I thank Charles Lesch for his exceedingly generous reading of my book and for his incisive questions. As I see it, we both start from a “methodological” approach to the discourse of political theology, whereby the analogies between theological and political concepts are the crucial factor. We are both interested in applying this approach to understand some of the dilemmas faced by liberal democracy. The difference between us is that for Lesch, as he passionately argues in his book, the “theological” is crucial for liberal democracy because it harbors a fundamental moral or ethical concern for the otherness of the Other (be this God or another human person). I tried to understand the use of this analogy more in line with what I believe was Schmitt’s intention behind coining the term of political theology, namely, as a genealogical account of jurisprudence in the West as it developed from canon law onward. As proposed by Harold Berman, canon law was the instrument that the Christian Church adopted to proclaim its “liberty” from the dependence and dominance of the Holy Roman Emperor. From this point of view, Christian political theology is a discourse intended to legitimize the rule of law (embodied by the church) against the rule of persons (represented by the empire). I identify this impetus at work in thinkers like Voegelin and Maritain, for whom the new empires were the fascist and totalitarian regimes of the twentieth century.

The system of government through rational, self-referential rules, first developed for the sake of the universal Christian Church, was subsequently adopted and adapted by various early modern European national monarchies in their effort to build states of their own that would also be independent from imperial dominance, as argued by Ernst Kantorowicz. The notions of sovereignty and of the state of exception as Schmitt understands them are juridical notions that belong to these efforts to “rationalize” the state, to generate a legal “reason” of state, not its “unreason,” in part by using analogies to the structure of divine power and government. I see this logic still at work in Habermas’s reconstruction of the idea of public reason as the ultimate ground of liberal democratic legitimacy. My gamble is that one can avoid the risk of political theology “coming to refer to almost any relation between politics and religion” if one sticks to its juridical meaning.

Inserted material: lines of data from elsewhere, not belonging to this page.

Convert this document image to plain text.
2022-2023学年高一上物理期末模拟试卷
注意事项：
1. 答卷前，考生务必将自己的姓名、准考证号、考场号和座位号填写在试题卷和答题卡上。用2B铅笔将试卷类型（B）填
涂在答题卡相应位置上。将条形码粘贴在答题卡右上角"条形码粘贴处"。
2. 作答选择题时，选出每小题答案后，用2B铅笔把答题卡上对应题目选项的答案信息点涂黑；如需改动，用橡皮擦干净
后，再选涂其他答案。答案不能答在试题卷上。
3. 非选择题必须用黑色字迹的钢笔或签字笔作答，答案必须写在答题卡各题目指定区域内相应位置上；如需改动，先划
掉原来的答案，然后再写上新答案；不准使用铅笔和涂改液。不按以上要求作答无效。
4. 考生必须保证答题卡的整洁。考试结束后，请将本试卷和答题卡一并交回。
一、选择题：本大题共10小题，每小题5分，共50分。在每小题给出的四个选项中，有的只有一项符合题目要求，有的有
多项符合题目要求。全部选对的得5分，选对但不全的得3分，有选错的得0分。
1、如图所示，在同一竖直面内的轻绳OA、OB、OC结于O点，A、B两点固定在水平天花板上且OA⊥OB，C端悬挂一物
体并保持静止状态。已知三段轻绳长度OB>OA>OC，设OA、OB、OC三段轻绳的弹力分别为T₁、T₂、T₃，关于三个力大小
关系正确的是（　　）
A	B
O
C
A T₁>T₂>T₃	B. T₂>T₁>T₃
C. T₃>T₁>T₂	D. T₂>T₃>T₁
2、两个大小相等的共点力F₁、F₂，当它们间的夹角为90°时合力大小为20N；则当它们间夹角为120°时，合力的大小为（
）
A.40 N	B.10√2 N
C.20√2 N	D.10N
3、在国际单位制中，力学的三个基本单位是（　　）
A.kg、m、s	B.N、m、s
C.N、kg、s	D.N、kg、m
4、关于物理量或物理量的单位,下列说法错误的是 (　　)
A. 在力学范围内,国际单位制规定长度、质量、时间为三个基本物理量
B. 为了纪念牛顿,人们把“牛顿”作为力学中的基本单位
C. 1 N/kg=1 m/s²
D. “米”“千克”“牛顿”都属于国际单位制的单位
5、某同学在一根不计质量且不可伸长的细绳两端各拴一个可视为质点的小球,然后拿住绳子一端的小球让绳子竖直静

Lesch’s second question is whether concepts like human rights and human dignity are still “dependent” on their theological sources for their normative force. Here I would distinguish between what I believe and what I think someone like Maritain believed. For Maritain the answer is certainly affirmative, and I tried to explain not only his reasons for believing this, but also why the implementation of human rights discourse in the neoliberal world order is, paradoxically, reliant on this theological reconstruction of human rights. This does not mean I share this view. From my perspective, the question is better posed this way: What does a genealogical approach to political and legal concepts entail about their normative validity? I think this question is far from being answered today, and the discourse of political theology should be at the heart of this ongoing debate.

Lastly, I am grateful to Lesch for pointing out that I am not advocating a Christian political theology as much as studying it, and that my preferred alternative to such a political theology is actually the modern republican conception of civil religion, which attempts a complex reconciliation between a pagan and philosophical approach to politics and the approach offered by revealed monotheisms. I see this civil religion at play in Rousseau and Kant, whereas Lesch, in his innovative and careful readings of these authors, roots their political thought in Christian political theology. I hope we shall have further occasion to debate this difference in interpretation because of its importance for the self-understanding of liberal democracy.